Todos gritavam pedindo por ações: segurem nossas coisas, se segurem no barco, temos que desvirar o barco. A água era congelante. Depois de desvirarem o barco me puxaram para dentro dele e tentamos nos acalmar. O barco estava com muita água dentro (começando a afundar) e nossa melhor opção foi parar numa margem. 

Quando paramos esfriamos muitooooo, todos tremiam. Algumas pessoas da organização (ARWS) apareceram e deu para ver pela cara deles que ficaram preocupados com o ocorrido, mas naquela altura do campeonato, não havia o que fazer senão continuar. Tratamos de fazer isso logo, antes de congelássemos. Graças a Deus a pior parte do rio já havia passado, foi só nos concentramos em entrar sempre se frente nas ondas e fazer muita força, principalmente quando passávamos por algum remanso. 



Último PC antes de entregar o bote

Terminado o rafting tivemos que carregar o bote morro acima até o AT. 

Olha a cara de feliz da louca sabendo que não teria mais rafting pela frente

Leg 4 - Trekking - 50k

O tempo ameaçava tempestade, o céu estava muito negro.

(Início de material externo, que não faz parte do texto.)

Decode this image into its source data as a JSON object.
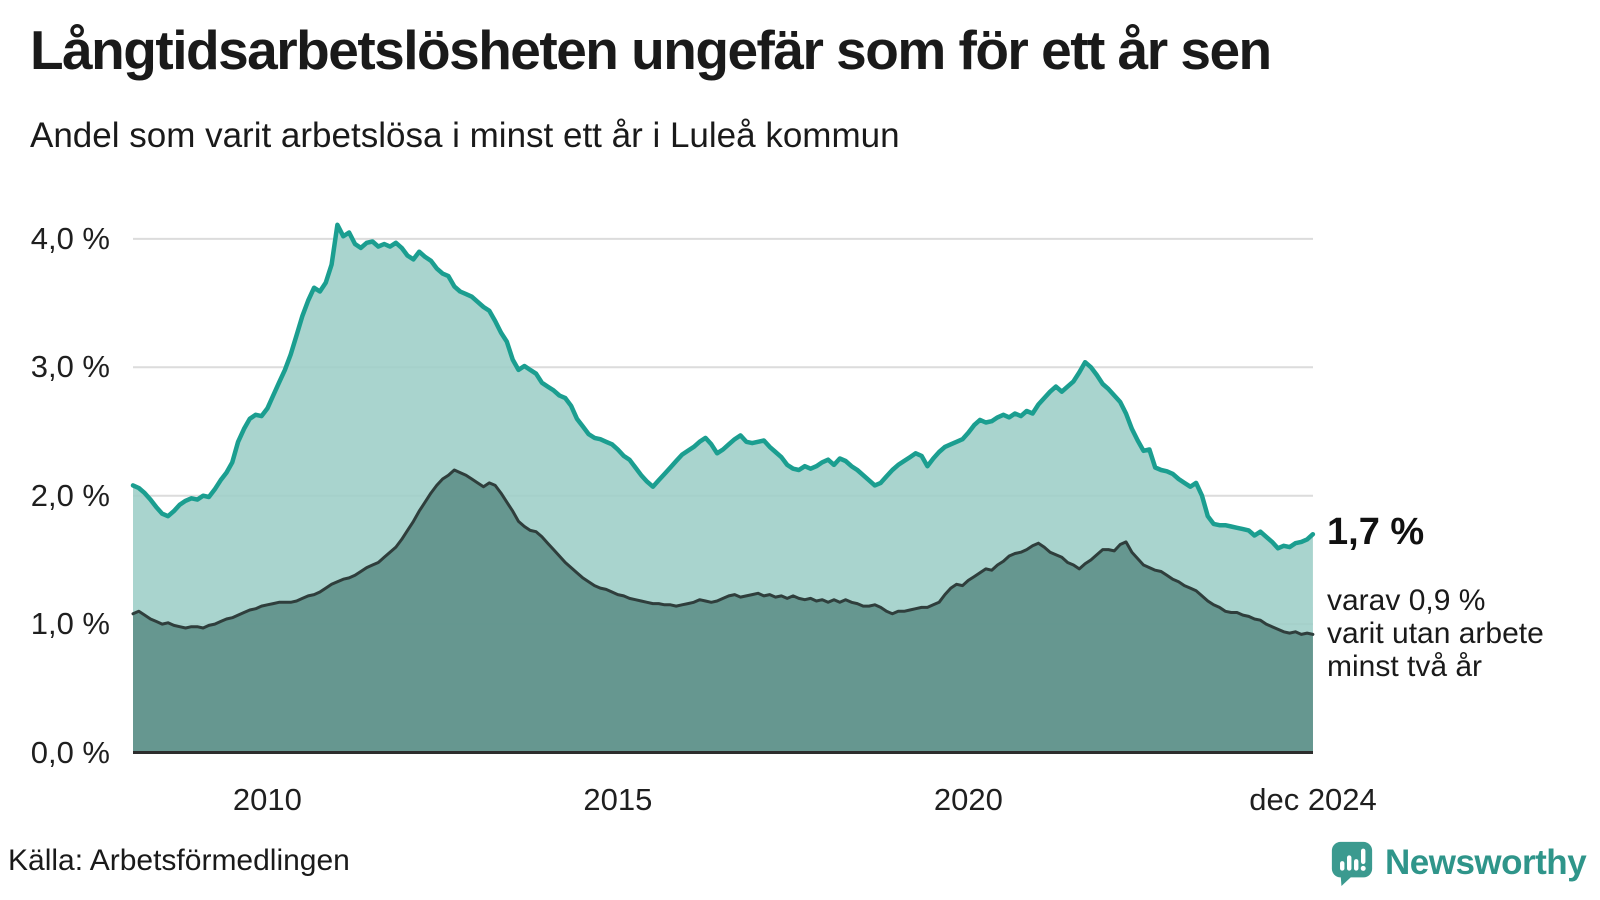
{
  "header": {
    "title": "Långtidsarbetslösheten ungefär som för ett år sen",
    "subtitle": "Andel som varit arbetslösa i minst ett år i Luleå kommun"
  },
  "annotations": {
    "latest_value": "1,7 %",
    "sub_lines": [
      "varav 0,9 %",
      "varit utan arbete",
      "minst två år"
    ]
  },
  "footer": {
    "source": "Källa: Arbetsförmedlingen",
    "brand": "Newsworthy"
  },
  "colors": {
    "series1_line": "#1b9e90",
    "series1_fill": "#9dcec7",
    "series2_line": "#2f3e3c",
    "series2_fill": "#5c8e88",
    "gridline": "#dcdcdc",
    "baseline": "#2d2d2d",
    "text": "#1a1a1a",
    "logo_teal": "#3b9a8f",
    "wordmark_teal": "#2f958a"
  },
  "chart_data": {
    "type": "area",
    "title": "Långtidsarbetslösheten ungefär som för ett år sen",
    "subtitle": "Andel som varit arbetslösa i minst ett år i Luleå kommun",
    "xlabel": "",
    "ylabel": "",
    "grid": "horizontal",
    "legend": "none",
    "xlim": [
      2008.083,
      2024.917
    ],
    "ylim": [
      0,
      4.3
    ],
    "x_start": 2008.083,
    "x_step_years": 0.083333,
    "x_ticks": [
      {
        "label": "2010",
        "year": 2010.0
      },
      {
        "label": "2015",
        "year": 2015.0
      },
      {
        "label": "2020",
        "year": 2020.0
      },
      {
        "label": "dec 2024",
        "year": 2024.917
      }
    ],
    "y_ticks": [
      {
        "label": "0,0 %",
        "value": 0
      },
      {
        "label": "1,0 %",
        "value": 1
      },
      {
        "label": "2,0 %",
        "value": 2
      },
      {
        "label": "3,0 %",
        "value": 3
      },
      {
        "label": "4,0 %",
        "value": 4
      }
    ],
    "unit": "%",
    "series": [
      {
        "name": "minst ett år",
        "end_label": "1,7 %",
        "line_color": "#1b9e90",
        "fill_color": "#9dcec7",
        "values": [
          2.08,
          2.06,
          2.02,
          1.97,
          1.91,
          1.86,
          1.84,
          1.88,
          1.93,
          1.96,
          1.98,
          1.97,
          2.0,
          1.99,
          2.05,
          2.12,
          2.18,
          2.26,
          2.42,
          2.52,
          2.6,
          2.63,
          2.62,
          2.68,
          2.78,
          2.88,
          2.98,
          3.1,
          3.25,
          3.4,
          3.52,
          3.62,
          3.59,
          3.66,
          3.8,
          4.11,
          4.02,
          4.05,
          3.96,
          3.93,
          3.97,
          3.98,
          3.94,
          3.96,
          3.94,
          3.97,
          3.93,
          3.87,
          3.84,
          3.9,
          3.86,
          3.83,
          3.77,
          3.73,
          3.71,
          3.63,
          3.59,
          3.57,
          3.55,
          3.51,
          3.47,
          3.44,
          3.36,
          3.27,
          3.2,
          3.06,
          2.98,
          3.01,
          2.98,
          2.95,
          2.88,
          2.85,
          2.82,
          2.78,
          2.76,
          2.7,
          2.6,
          2.54,
          2.48,
          2.45,
          2.44,
          2.42,
          2.4,
          2.36,
          2.31,
          2.28,
          2.22,
          2.16,
          2.11,
          2.07,
          2.12,
          2.17,
          2.22,
          2.27,
          2.32,
          2.35,
          2.38,
          2.42,
          2.45,
          2.4,
          2.33,
          2.36,
          2.4,
          2.44,
          2.47,
          2.42,
          2.41,
          2.42,
          2.43,
          2.38,
          2.34,
          2.3,
          2.24,
          2.21,
          2.2,
          2.23,
          2.21,
          2.23,
          2.26,
          2.28,
          2.24,
          2.29,
          2.27,
          2.23,
          2.2,
          2.16,
          2.12,
          2.08,
          2.1,
          2.15,
          2.2,
          2.24,
          2.27,
          2.3,
          2.33,
          2.31,
          2.23,
          2.29,
          2.34,
          2.38,
          2.4,
          2.42,
          2.44,
          2.49,
          2.55,
          2.59,
          2.57,
          2.58,
          2.61,
          2.63,
          2.61,
          2.64,
          2.62,
          2.66,
          2.64,
          2.71,
          2.76,
          2.81,
          2.85,
          2.81,
          2.85,
          2.89,
          2.96,
          3.04,
          3.0,
          2.94,
          2.87,
          2.83,
          2.78,
          2.73,
          2.64,
          2.52,
          2.43,
          2.35,
          2.36,
          2.22,
          2.2,
          2.19,
          2.17,
          2.13,
          2.1,
          2.07,
          2.1,
          2.0,
          1.84,
          1.78,
          1.77,
          1.77,
          1.76,
          1.75,
          1.74,
          1.73,
          1.69,
          1.72,
          1.68,
          1.64,
          1.59,
          1.61,
          1.6,
          1.63,
          1.64,
          1.66,
          1.7
        ]
      },
      {
        "name": "minst två år",
        "end_label": "0,9 %",
        "line_color": "#2f3e3c",
        "fill_color": "#5c8e88",
        "values": [
          1.08,
          1.1,
          1.07,
          1.04,
          1.02,
          1.0,
          1.01,
          0.99,
          0.98,
          0.97,
          0.98,
          0.98,
          0.97,
          0.99,
          1.0,
          1.02,
          1.04,
          1.05,
          1.07,
          1.09,
          1.11,
          1.12,
          1.14,
          1.15,
          1.16,
          1.17,
          1.17,
          1.17,
          1.18,
          1.2,
          1.22,
          1.23,
          1.25,
          1.28,
          1.31,
          1.33,
          1.35,
          1.36,
          1.38,
          1.41,
          1.44,
          1.46,
          1.48,
          1.52,
          1.56,
          1.6,
          1.66,
          1.73,
          1.8,
          1.88,
          1.95,
          2.02,
          2.08,
          2.13,
          2.16,
          2.2,
          2.18,
          2.16,
          2.13,
          2.1,
          2.07,
          2.1,
          2.08,
          2.02,
          1.95,
          1.88,
          1.8,
          1.76,
          1.73,
          1.72,
          1.68,
          1.63,
          1.58,
          1.53,
          1.48,
          1.44,
          1.4,
          1.36,
          1.33,
          1.3,
          1.28,
          1.27,
          1.25,
          1.23,
          1.22,
          1.2,
          1.19,
          1.18,
          1.17,
          1.16,
          1.16,
          1.15,
          1.15,
          1.14,
          1.15,
          1.16,
          1.17,
          1.19,
          1.18,
          1.17,
          1.18,
          1.2,
          1.22,
          1.23,
          1.21,
          1.22,
          1.23,
          1.24,
          1.22,
          1.23,
          1.21,
          1.22,
          1.2,
          1.22,
          1.2,
          1.19,
          1.2,
          1.18,
          1.19,
          1.17,
          1.19,
          1.17,
          1.19,
          1.17,
          1.16,
          1.14,
          1.14,
          1.15,
          1.13,
          1.1,
          1.08,
          1.1,
          1.1,
          1.11,
          1.12,
          1.13,
          1.13,
          1.15,
          1.17,
          1.23,
          1.28,
          1.31,
          1.3,
          1.34,
          1.37,
          1.4,
          1.43,
          1.42,
          1.46,
          1.49,
          1.53,
          1.55,
          1.56,
          1.58,
          1.61,
          1.63,
          1.6,
          1.56,
          1.54,
          1.52,
          1.48,
          1.46,
          1.43,
          1.47,
          1.5,
          1.54,
          1.58,
          1.58,
          1.57,
          1.62,
          1.64,
          1.56,
          1.51,
          1.46,
          1.44,
          1.42,
          1.41,
          1.38,
          1.35,
          1.33,
          1.3,
          1.28,
          1.26,
          1.22,
          1.18,
          1.15,
          1.13,
          1.1,
          1.09,
          1.09,
          1.07,
          1.06,
          1.04,
          1.03,
          1.0,
          0.98,
          0.96,
          0.94,
          0.93,
          0.94,
          0.92,
          0.93,
          0.92
        ]
      }
    ]
  }
}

Isso nos assustou um pouco, já que subiríamos montanhas muito altas, mas decidimos seguir viagem na esperança de que nossos equipamentos obrigatórios dariam conta do frio e chuva que iríamos encarar. 
Chegando na caixa constatei que havia cometido um erro. Minha sacola do trekking 1 não estava ali. Por sorte havia deixado tudo em excesso em todas as caixas, então só não tive disponível meu bastão de trekking topzeraaaa (empréstimo do amigo Querido Gerson). 
Troquei apenas a dry fit, coloquei meias secas, comi e bebi o que deu, me abasteci de mantimentos para 12h e seguimos nossa caminhada. 

Como era de se esperar, já de cara subimos muito. Depois da longa subida já com muito vento, frio e um pouco de chuva, seguimos por uma região descampada ao lado de todas aquelas montanhas nevadas. Certamente esse trekking foi o mais lindo que já fiz. 
Começou a chuviscar e o vento estava congelante. Paramos, colocamos toda roupa disponível e seguimos, no meu caso não tinha como não seguir mega animada, maravilhada com aquele visual. 
As nuvens negras começaram a se distanciar com o vento e graças a Deus não pegamos a prometida tempestade, por fim ainda fomos presenteados com um arco íris maravilhoso ... olhava para ele e pensava: deve ter algum um PC do outro lado (rsrs). 



Assim que começou a escurecer a situação foi ficando um pouco mais tensa. Jonas já havia avisado que certamente subiríamos alguns daqueles picos nevados. Para mim parecia loucura subir lá onde se tem neve, pensa no frio. 

Fomos pegando PC a PC sem erros de navegação. O caminho nos fez passar por charcos, atravessar muitos trechos com neve, mas nada disso nos intimidou. Seguimos caminhando por toda a noite, dispensando um pouco mais de atenção nos últimos PCs (a escuridão dificulta um pouco). Nessa hora eu já estava com muito sono e na dúvida se tomava ou não tomava cápsulas de cafeína. Não as tomei na esperança de que em algum momento iriamos dormir um pouco ... acho que foi um erro. 

Ao final desse trekking, antes de seguirmos para o AT havia uma pista de orientação. A região era toda plana, mas mesmo assim buscamos todos os PCs caminhando, estávamos cansados e as pernas não queriam saber de trotar. 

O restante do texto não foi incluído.